Planungsphase ...

Bericht von André Blank, 31.07.2002
Fortsetzung

Der Druck der Aktien war die nächste zu bewältigende Aufgabe. Es wurden verschiedene Entwürfe sowie umfangreiche finanzielle Mittel benötigt. Die etwa 400 € Druckkosten konnten glücklicherweise durch Spenden und Projektmittel gedeckt werden. Die Entscheidung, welches Gesicht die Aktie bekommen sollte, war nicht einfach zu treffen. Viele Aspekte galt es zu beachten:
Die Aktie sollte ansprechend und klar gestaltet werden, musste aber zusätzlich fälschungssicher und vor allem auch bezahlbar zu drucken sein.
Wir entschieden uns aus etwa 15 verschiedenen Vorlagen für den folgenden Entwurf, der ursprünglich einen (sonnen-)gelben Hintergund hatte, aus Kostengründen dann aber weiß ausfiel:

Es wurden insgesamt 2.401 Aktien gedruckt; die 1.200 Inhaberaktien werden langfristig an SchülerInnen und andere Interessenten ausgegeben, die 1.201 Namensaktien verbleiben in jedem Fall bei Herrn Börner. Um den Verkauf der Aktien an (minderjährige) SchülerInnen im schulischen Rahmen überhaupt erst zu ermöglichen, bietet Herr Börner den Aktionären eine herausragende Sicherheit: Sie besteht darin, dass die Aktie ihren Wert nicht gänzlich verlieren kann. Er nimmt die Aktien deshalb zukünftig zu ihrem Nennwert von 5 € abzüglich der bisherig aufgelaufenen Abschreibung zurück (Da die Anlage in 20 Jahren einen Wert von nur noch Null haben wird, sinkt der innere Wert des 5-€-Anteils also um 25 cent pro Jahr)
Die SchülerInnen können natürlich auch an der schulinternen Börse andere Käufer suchen (und finden), die mehr zu zahlen bereit sind.....

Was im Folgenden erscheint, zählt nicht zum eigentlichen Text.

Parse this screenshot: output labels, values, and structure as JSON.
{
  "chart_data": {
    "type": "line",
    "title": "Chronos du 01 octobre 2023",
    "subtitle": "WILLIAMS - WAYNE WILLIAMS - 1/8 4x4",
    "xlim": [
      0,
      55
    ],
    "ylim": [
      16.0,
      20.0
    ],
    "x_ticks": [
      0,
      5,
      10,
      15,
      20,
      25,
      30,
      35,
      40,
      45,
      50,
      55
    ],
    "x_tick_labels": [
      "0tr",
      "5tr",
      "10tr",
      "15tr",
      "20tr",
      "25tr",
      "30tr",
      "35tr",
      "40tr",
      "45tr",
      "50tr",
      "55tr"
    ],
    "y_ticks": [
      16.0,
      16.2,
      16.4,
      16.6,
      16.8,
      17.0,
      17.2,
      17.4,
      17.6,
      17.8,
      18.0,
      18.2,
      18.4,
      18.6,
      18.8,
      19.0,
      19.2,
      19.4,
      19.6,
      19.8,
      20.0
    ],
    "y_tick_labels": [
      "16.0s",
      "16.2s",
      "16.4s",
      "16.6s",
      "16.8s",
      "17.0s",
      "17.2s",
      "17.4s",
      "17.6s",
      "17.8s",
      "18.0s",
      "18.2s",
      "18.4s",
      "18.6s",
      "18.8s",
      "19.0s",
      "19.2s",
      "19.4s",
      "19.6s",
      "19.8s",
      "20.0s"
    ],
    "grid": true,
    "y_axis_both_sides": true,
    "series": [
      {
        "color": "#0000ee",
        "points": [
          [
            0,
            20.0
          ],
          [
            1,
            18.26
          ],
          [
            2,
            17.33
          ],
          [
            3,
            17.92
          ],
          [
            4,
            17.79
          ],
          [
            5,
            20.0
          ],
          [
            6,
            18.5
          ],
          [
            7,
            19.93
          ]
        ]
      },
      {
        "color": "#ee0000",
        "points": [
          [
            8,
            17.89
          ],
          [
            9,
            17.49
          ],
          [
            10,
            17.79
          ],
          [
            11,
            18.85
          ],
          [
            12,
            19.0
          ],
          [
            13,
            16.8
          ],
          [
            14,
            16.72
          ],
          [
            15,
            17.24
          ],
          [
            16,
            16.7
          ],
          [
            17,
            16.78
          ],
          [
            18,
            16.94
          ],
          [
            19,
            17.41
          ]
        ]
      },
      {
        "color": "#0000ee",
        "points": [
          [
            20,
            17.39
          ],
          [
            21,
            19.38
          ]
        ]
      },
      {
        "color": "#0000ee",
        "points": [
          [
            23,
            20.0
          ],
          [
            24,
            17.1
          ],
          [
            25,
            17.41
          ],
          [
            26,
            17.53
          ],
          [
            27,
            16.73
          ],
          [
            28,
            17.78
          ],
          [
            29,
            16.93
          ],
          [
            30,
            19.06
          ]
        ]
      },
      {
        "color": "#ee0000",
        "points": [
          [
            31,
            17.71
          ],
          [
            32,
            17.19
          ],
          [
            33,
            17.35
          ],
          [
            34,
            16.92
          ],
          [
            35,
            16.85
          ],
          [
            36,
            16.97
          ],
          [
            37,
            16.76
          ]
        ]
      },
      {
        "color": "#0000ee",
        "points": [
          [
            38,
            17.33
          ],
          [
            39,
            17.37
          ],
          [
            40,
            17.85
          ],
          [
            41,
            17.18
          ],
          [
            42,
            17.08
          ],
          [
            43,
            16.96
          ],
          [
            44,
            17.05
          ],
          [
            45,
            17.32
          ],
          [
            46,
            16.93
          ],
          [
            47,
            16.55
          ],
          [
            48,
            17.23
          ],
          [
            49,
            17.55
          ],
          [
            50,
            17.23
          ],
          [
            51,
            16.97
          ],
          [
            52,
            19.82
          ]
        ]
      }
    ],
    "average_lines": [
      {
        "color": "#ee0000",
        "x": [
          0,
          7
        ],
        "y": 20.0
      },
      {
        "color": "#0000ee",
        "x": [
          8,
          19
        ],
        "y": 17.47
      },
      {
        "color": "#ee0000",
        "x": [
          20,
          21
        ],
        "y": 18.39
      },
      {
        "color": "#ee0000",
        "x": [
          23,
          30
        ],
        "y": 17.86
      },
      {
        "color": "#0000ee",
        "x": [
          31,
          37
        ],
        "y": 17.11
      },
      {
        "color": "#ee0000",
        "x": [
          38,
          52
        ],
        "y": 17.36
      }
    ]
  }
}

Die SchülerInnen können Aktien eigenständig aus ihrem Taschengeld bzw. mit Unterschrift eines Elternteiles erwerben. Während der Projektwoche haben SchülerInnen aus allen Klassen und Jahrgangsstufen insgesamt etwa 250 Aktien erworben. Während des Schulfests am Jubiläums-Sonntag (28. Juli 2002) haben weitere SchülerInnen, deren Eltern und Ehemalige bzw. Freunde zusammen weitere 200 Aktien erworben. Insgesamt wurden der Steller-Solar-Stiftung bis Ende Juli 40 Aktien gestiftet. Damit ist der Grundstock gelegt, dass die Stiftung in der Zukunft als Mehrheitsaktionärin die Steller-Solar-Aktiengesellschaft übernehmen kann und sie damit personell unabhängig macht.


Ob die Stiftung dann das Unternehmen weiterbetreibt, liquidiert, oder ein ähnliches Projekt mit ökonomischer und ökologischer Ausrichtung unterstützt, ist ihr im Rahmen der Satzung freigestellt.